Combien de brasseries ont été le théâtre de ruptures ? Combien d’expressos furent témoins de séparations ? Lieu de prédilection de ceux venus éteindre leur histoire, les cafés voient chaque jour amants éplorés et amoureux fâchés s’épancher, se battre ou se consoler. C’est donc naturellement dans un décor de bistrot que Diastème a installé sa nouvelle pièce ‘Une scène’. Une sorte d’‘Un gars, une fille’ moins cocasse mais tout aussi drôle. Entre reproches et déclarations d’amour, ils vont ensemble remonter le fil de leur histoire à deux, s’émouvoir en se rappelant de leur première rencontre, s’énerver lorsqu’ils se souviendront des complications.

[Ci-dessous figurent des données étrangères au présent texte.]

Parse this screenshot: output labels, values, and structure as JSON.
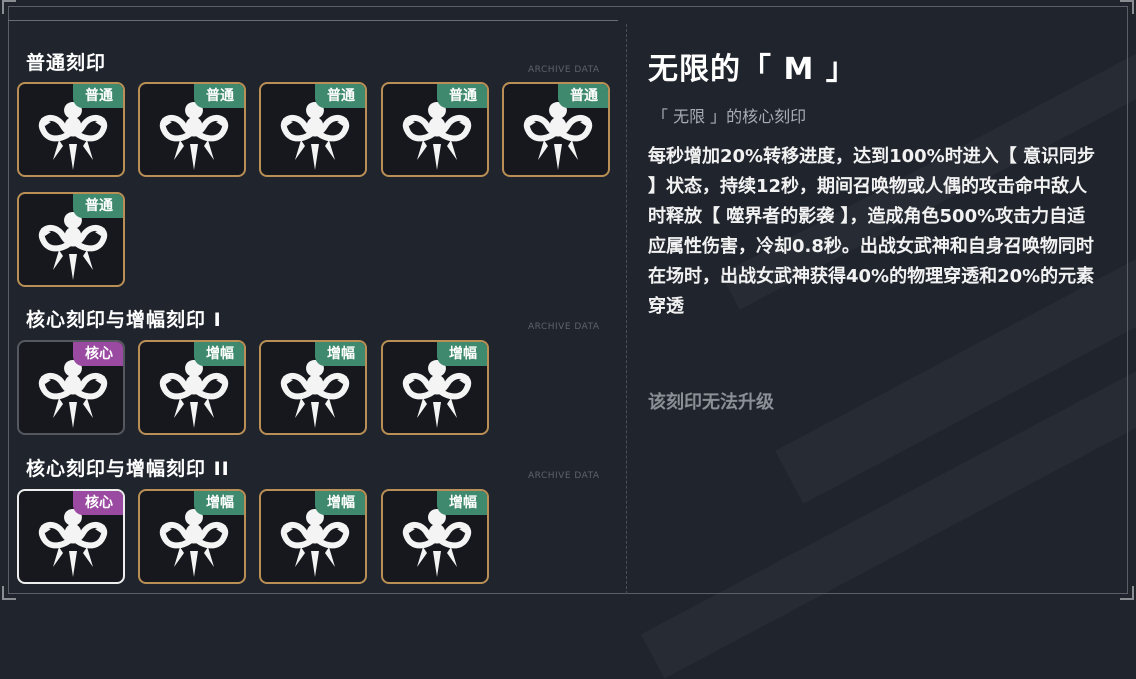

« Pourquoi tu m’as laissée partir ? », demande à de multiples reprises le personnage interprété par Andréa Brusque. « Je suis sûr que tu as le plus bel intestin grêle qu’il puisse être donné de voir », lui répond Julien Honoré, le sourire en coin. Et pour raconter cette rupture amoureuse aux faux airs de jeu d’échec, la mise en scène de Diastème joue la carte du minimalisme. Un décor plus sonore que visuel, des sirènes d’ambulance, le bourdonnement de la ville et deux verres de vin posés sur une table en bois.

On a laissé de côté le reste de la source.